29. März 2010
Ein Zahnausfall kann sowohl Erwachsene als auch Kinder betreffen. Die Behandlung findet überwiegend bei einem Zahnarzt statt.
Von einem Zahnausfall spricht man dann, wenn ein Milchzahn oder bleibender Zahn aus dem Kiefer herausfällt oder herausbricht.
Im Vorschulalter fallen bei den Kindern die Milchzähne aus. Zuerst wackeln die Zähne einige Zeit, bis sie dann z.B. beim Kauen ausfallen. Einige Zeit lang bleibt eine Lücke, bis dann der neue bleibende Zahn durch das Zahnfleisch kommt.
Zähne können jedoch auch aus anderen Gründen ausfallen und dann sowohl Erwachsene als auch Kinder betreffen. Bevor bei Erwachsenen ein Zahn ausfällt, leiden viele jahrelang unter einer Entzündung des Zahnfleisches. Die Patienten merken dies auch durch häufiges Zahnfleischbluten. Dabei bildet sich das Zahnfleisch um die Zähne immer weiter zurück, bis der Zahn sich verschiebt, lockert und ausfällt.
Das Lockern und Ausfallen der Zähne kann auch begleitet sein von häufigen Knochenbrüchen. Die Patienten leiden zudem immer mehr unter einem "Buckel" (Rundrücken). Andere Patienten wiederum hungern krankhaft und leiden durch diese psychischen Erkrankung unter Zahnausfällen.
Kinder, die ihre Milchzähne verlieren, benötigen keine zahnärztliche Behandlung zur Schließung der Zahnlücke. Der bleibende Zahn kommt in der Regel von selbst durch das Zahnfleisch hindurch.
In allen anderen Fällen muss der Patient seinen Zahnarzt aufsuchen, wenn er lockere Zähne bemerkt oder ein Zahn ausgefallen ist. Leidet der Patient auch unter einer Zahnfleischentzündung und ist diese Entzündung Teil der Zahnerkrankung Parodontose, so muss diese behandelt werden, um das Ausfallen weiterer Zähne zu verhindern. Der Patient erhält meist zuerst eine professionelle Zahnreinigung, bei der alte Beläge an den Zähnen entfernt werden. Auch zu Hause muss der Patient konsequente Zahnreinigung betreiben und die Zähne u.a. mit Zahnseide reinigen. Je nachdem, wie weit die Erkrankung fortgeschritten ist, kann dies bereits ausreichend sein. In anderen Fällen kann eine Laserbehandlung oder eine Behandlung mit Ultraschall notwendig werden, bei der die Bakterien aus dem Zahnfleisch entfernt werden. In seltenen Fällen ist auch eine operative Therapie notwendig, bei der die Zahnfleischtasche aufgeschnitten und das Zahnfleisch darunter gereinigt wird.
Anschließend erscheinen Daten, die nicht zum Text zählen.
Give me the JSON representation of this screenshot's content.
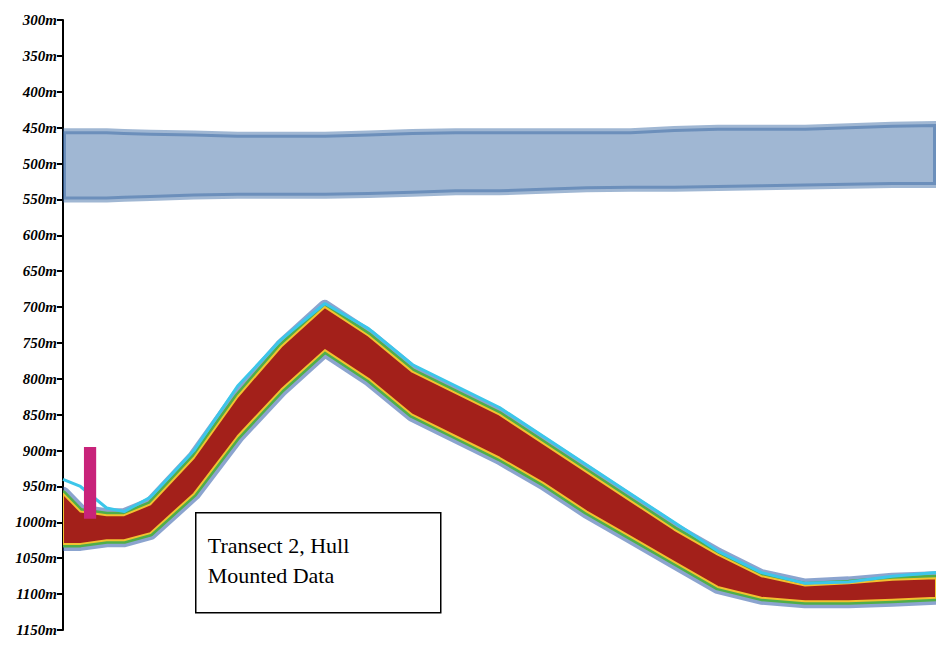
{
  "chart_data": {
    "type": "echogram",
    "annotation": "Transect 2, Hull Mounted Data",
    "x": [
      0,
      2,
      5,
      7,
      10,
      15,
      20,
      25,
      30,
      35,
      40,
      45,
      50,
      55,
      60,
      65,
      70,
      75,
      80,
      85,
      90,
      95,
      100
    ],
    "xlim": [
      0,
      100
    ],
    "ylim": [
      300,
      1150
    ],
    "yticks": [
      {
        "value": 300,
        "label": "300m"
      },
      {
        "value": 350,
        "label": "350m"
      },
      {
        "value": 400,
        "label": "400m"
      },
      {
        "value": 450,
        "label": "450m"
      },
      {
        "value": 500,
        "label": "500m"
      },
      {
        "value": 550,
        "label": "550m"
      },
      {
        "value": 600,
        "label": "600m"
      },
      {
        "value": 650,
        "label": "650m"
      },
      {
        "value": 700,
        "label": "700m"
      },
      {
        "value": 750,
        "label": "750m"
      },
      {
        "value": 800,
        "label": "800m"
      },
      {
        "value": 850,
        "label": "850m"
      },
      {
        "value": 900,
        "label": "900m"
      },
      {
        "value": 950,
        "label": "950m"
      },
      {
        "value": 1000,
        "label": "1000m"
      },
      {
        "value": 1050,
        "label": "1050m"
      },
      {
        "value": 1100,
        "label": "1100m"
      },
      {
        "value": 1150,
        "label": "1150m"
      }
    ],
    "tick_labels": "y",
    "grid": false,
    "series": [
      {
        "type": "band",
        "color": "#2c5f9e",
        "top": [
          455,
          455,
          455,
          456,
          457,
          458,
          460,
          460,
          460,
          458,
          456,
          455,
          455,
          455,
          455,
          455,
          452,
          450,
          450,
          450,
          448,
          446,
          445
        ],
        "bottom": [
          550,
          550,
          550,
          549,
          548,
          546,
          545,
          545,
          545,
          544,
          542,
          540,
          540,
          538,
          536,
          535,
          535,
          534,
          533,
          532,
          531,
          530,
          530
        ]
      },
      {
        "type": "band",
        "color": "#a3201a",
        "top": [
          960,
          985,
          990,
          990,
          975,
          910,
          825,
          755,
          700,
          740,
          790,
          820,
          850,
          890,
          930,
          970,
          1010,
          1045,
          1075,
          1088,
          1085,
          1080,
          1078
        ],
        "bottom": [
          1030,
          1030,
          1025,
          1025,
          1015,
          960,
          880,
          815,
          760,
          800,
          850,
          880,
          910,
          945,
          985,
          1020,
          1055,
          1090,
          1105,
          1110,
          1110,
          1108,
          1105
        ]
      },
      {
        "type": "line",
        "color": "#3cc6ea",
        "values": [
          940,
          950,
          980,
          985,
          965,
          900,
          810,
          745,
          695,
          730,
          780,
          810,
          840,
          880,
          920,
          960,
          1000,
          1040,
          1070,
          1085,
          1083,
          1075,
          1070
        ]
      }
    ],
    "marker_bar": {
      "x0": 2.4,
      "x1": 3.8,
      "top": 895,
      "bottom": 995,
      "color": "#c8237a"
    }
  }
}
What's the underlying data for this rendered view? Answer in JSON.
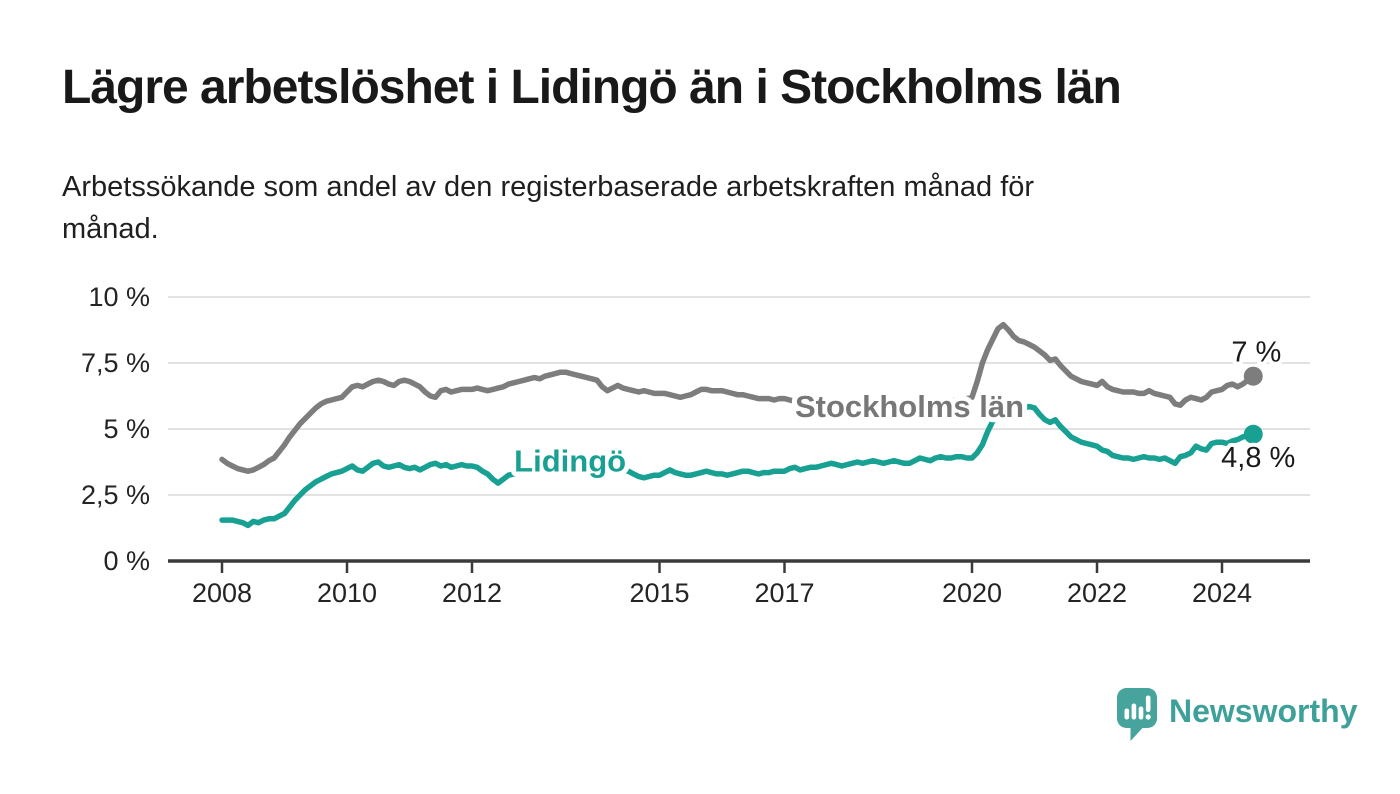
{
  "header": {
    "title": "Lägre arbetslöshet i Lidingö än i Stockholms län",
    "subtitle_line1": "Arbetssökande som andel av den registerbaserade arbetskraften månad för",
    "subtitle_line2": "månad."
  },
  "brand": {
    "label": "Newsworthy",
    "logo_icon": "speech-bubble-bar-chart",
    "color": "#3da19a",
    "logo_fill": "#46a49d"
  },
  "chart_data": {
    "type": "line",
    "title": "Lägre arbetslöshet i Lidingö än i Stockholms län",
    "subtitle": "Arbetssökande som andel av den registerbaserade arbetskraften månad för månad.",
    "unit": "%",
    "x_start_year": 2008,
    "x_step": "monthly",
    "x_end_label_years": 2024.5,
    "ylim": [
      0,
      10
    ],
    "xlim_years": [
      2007.15,
      2025.4
    ],
    "grid": true,
    "legend_position": "inline-labels",
    "style": {
      "grid_color": "#d9d9d9",
      "axis_color": "#3a3a3a",
      "tick_label_color": "#242424",
      "annotation_color": "#1a1a1a",
      "background": "#ffffff"
    },
    "yticks": [
      {
        "value": 0,
        "label": "0 %"
      },
      {
        "value": 2.5,
        "label": "2,5 %"
      },
      {
        "value": 5,
        "label": "5 %"
      },
      {
        "value": 7.5,
        "label": "7,5 %"
      },
      {
        "value": 10,
        "label": "10 %"
      }
    ],
    "xticks": [
      {
        "value": 2008,
        "label": "2008"
      },
      {
        "value": 2010,
        "label": "2010"
      },
      {
        "value": 2012,
        "label": "2012"
      },
      {
        "value": 2015,
        "label": "2015"
      },
      {
        "value": 2017,
        "label": "2017"
      },
      {
        "value": 2020,
        "label": "2020"
      },
      {
        "value": 2022,
        "label": "2022"
      },
      {
        "value": 2024,
        "label": "2024"
      }
    ],
    "series": [
      {
        "name": "Stockholms län",
        "color": "#7d7d7d",
        "label_color": "#777777",
        "end_dot": true,
        "line_label": {
          "year": 2019.0,
          "value": 5.87
        },
        "end_annotation": {
          "text": "7 %",
          "year": 2024.55,
          "value": 7.93
        },
        "values": [
          3.85,
          3.7,
          3.6,
          3.5,
          3.45,
          3.4,
          3.45,
          3.55,
          3.65,
          3.8,
          3.9,
          4.15,
          4.4,
          4.7,
          4.95,
          5.2,
          5.4,
          5.6,
          5.8,
          5.95,
          6.05,
          6.1,
          6.15,
          6.2,
          6.4,
          6.6,
          6.65,
          6.6,
          6.7,
          6.8,
          6.85,
          6.8,
          6.7,
          6.65,
          6.8,
          6.85,
          6.8,
          6.7,
          6.6,
          6.4,
          6.25,
          6.2,
          6.45,
          6.5,
          6.4,
          6.45,
          6.5,
          6.5,
          6.5,
          6.55,
          6.5,
          6.45,
          6.5,
          6.55,
          6.6,
          6.7,
          6.75,
          6.8,
          6.85,
          6.9,
          6.95,
          6.9,
          7.0,
          7.05,
          7.1,
          7.15,
          7.15,
          7.1,
          7.05,
          7.0,
          6.95,
          6.9,
          6.85,
          6.6,
          6.45,
          6.55,
          6.65,
          6.55,
          6.5,
          6.45,
          6.4,
          6.45,
          6.4,
          6.35,
          6.35,
          6.35,
          6.3,
          6.25,
          6.2,
          6.25,
          6.3,
          6.4,
          6.5,
          6.5,
          6.45,
          6.45,
          6.45,
          6.4,
          6.35,
          6.3,
          6.3,
          6.25,
          6.2,
          6.15,
          6.15,
          6.15,
          6.1,
          6.15,
          6.15,
          6.1,
          6.05,
          6.1,
          6.05,
          6.0,
          6.0,
          5.95,
          5.95,
          5.9,
          5.9,
          5.9,
          5.9,
          5.85,
          5.8,
          5.8,
          5.75,
          5.75,
          5.8,
          5.8,
          5.85,
          5.85,
          5.9,
          5.9,
          5.9,
          5.9,
          5.95,
          5.95,
          6.0,
          6.0,
          6.0,
          6.05,
          6.05,
          6.1,
          6.1,
          6.15,
          6.2,
          6.8,
          7.5,
          8.0,
          8.4,
          8.8,
          8.95,
          8.75,
          8.5,
          8.35,
          8.3,
          8.2,
          8.1,
          7.95,
          7.8,
          7.6,
          7.65,
          7.4,
          7.2,
          7.0,
          6.9,
          6.8,
          6.75,
          6.7,
          6.65,
          6.8,
          6.6,
          6.5,
          6.45,
          6.4,
          6.4,
          6.4,
          6.35,
          6.35,
          6.45,
          6.35,
          6.3,
          6.25,
          6.2,
          5.95,
          5.9,
          6.1,
          6.2,
          6.15,
          6.1,
          6.2,
          6.4,
          6.45,
          6.5,
          6.65,
          6.7,
          6.6,
          6.7,
          6.85,
          7.0
        ]
      },
      {
        "name": "Lidingö",
        "color": "#18a193",
        "label_color": "#18a193",
        "end_dot": true,
        "line_label": {
          "year": 2013.57,
          "value": 3.8
        },
        "end_annotation": {
          "text": "4,8 %",
          "year": 2024.58,
          "value": 3.93
        },
        "values": [
          1.55,
          1.55,
          1.55,
          1.5,
          1.45,
          1.35,
          1.5,
          1.45,
          1.55,
          1.6,
          1.6,
          1.7,
          1.8,
          2.05,
          2.3,
          2.5,
          2.7,
          2.85,
          3.0,
          3.1,
          3.2,
          3.3,
          3.35,
          3.4,
          3.5,
          3.6,
          3.45,
          3.4,
          3.55,
          3.7,
          3.75,
          3.6,
          3.55,
          3.6,
          3.65,
          3.55,
          3.5,
          3.55,
          3.45,
          3.55,
          3.65,
          3.7,
          3.6,
          3.65,
          3.55,
          3.6,
          3.65,
          3.6,
          3.6,
          3.55,
          3.4,
          3.3,
          3.1,
          2.95,
          3.1,
          3.25,
          3.3,
          3.35,
          3.35,
          3.4,
          3.4,
          3.4,
          3.45,
          3.45,
          3.5,
          3.5,
          3.5,
          3.45,
          3.45,
          3.4,
          3.4,
          3.4,
          3.4,
          3.45,
          3.45,
          3.5,
          3.5,
          3.45,
          3.4,
          3.3,
          3.2,
          3.15,
          3.2,
          3.25,
          3.25,
          3.35,
          3.45,
          3.35,
          3.3,
          3.25,
          3.25,
          3.3,
          3.35,
          3.4,
          3.35,
          3.3,
          3.3,
          3.25,
          3.3,
          3.35,
          3.4,
          3.4,
          3.35,
          3.3,
          3.35,
          3.35,
          3.4,
          3.4,
          3.4,
          3.5,
          3.55,
          3.45,
          3.5,
          3.55,
          3.55,
          3.6,
          3.65,
          3.7,
          3.65,
          3.6,
          3.65,
          3.7,
          3.75,
          3.7,
          3.75,
          3.8,
          3.75,
          3.7,
          3.75,
          3.8,
          3.75,
          3.7,
          3.7,
          3.8,
          3.9,
          3.85,
          3.8,
          3.9,
          3.95,
          3.9,
          3.9,
          3.95,
          3.95,
          3.9,
          3.9,
          4.1,
          4.4,
          4.9,
          5.3,
          5.5,
          5.6,
          5.7,
          5.75,
          5.85,
          5.8,
          5.85,
          5.8,
          5.55,
          5.35,
          5.25,
          5.35,
          5.1,
          4.9,
          4.7,
          4.6,
          4.5,
          4.45,
          4.4,
          4.35,
          4.2,
          4.15,
          4.0,
          3.95,
          3.9,
          3.9,
          3.85,
          3.9,
          3.95,
          3.9,
          3.9,
          3.85,
          3.9,
          3.8,
          3.7,
          3.95,
          4.0,
          4.1,
          4.35,
          4.25,
          4.2,
          4.45,
          4.5,
          4.5,
          4.45,
          4.55,
          4.6,
          4.7,
          4.75,
          4.8
        ]
      }
    ]
  }
}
Ist ein Zahn bereits ausgefallen, so muss die Lücke ersetzt werden, damit der Patient weiterhin kauen und sprechen kann. Der Arzt kann in diesem Fall ein Implantat in den Kieferknochen einsetzen und so die Lücke schließen. Statt eines Implantates können auch verschiedene Formen des Zahnersatzes die Lücke im Kiefer schließen.
Patienten, die neben dem Zahnausfall auch unter unerklärlichen Knochenbrüchen leiden, sollten neben dem Zahnarzt auch ihren Hausarzt aufsuchen. Dieser veranlasst dann ggfs. weitere Untersuchungen oder die Überweisung zu einem Facharzt. Patienten, die unter Osteoporose leiden, sollten kalziumhaltige Lebensmittel wie Joghurt, Milch, Brokkoli oder Vollkorngetreide zu sich nehmen, um die Knochen zu stärken. Meist verordnet der Arzt auch ein Vitamin-D-Präparat. Zusätzlich sollte der Patient sich viel an der frischen Luft aufhalten, da der Körper durch das Sonnenlicht ebenfalls Vitamin D produziert. Auch körperliche Bewegung kann dazu beitragen, den Knochenschwund aufzuhalten. Im Rahmen der Behandlung verordnet der Arzt auch Medikamente.
Patienten, die bewusst hungern und dadurch bereits Zähne verlieren, sollten sich in psychologische Behandlung begeben. Während einer ambulanten oder stationären Therapie erarbeiten die Patienten mit ihrem Therapeuten die Ursachen ihrer Krankheit. Die Gespräche finden im Rahmen von Einzelsitzungen oder Gruppengesprächen statt. Die Patienten lernen während der Therapie auch wieder das normale Essverhalten.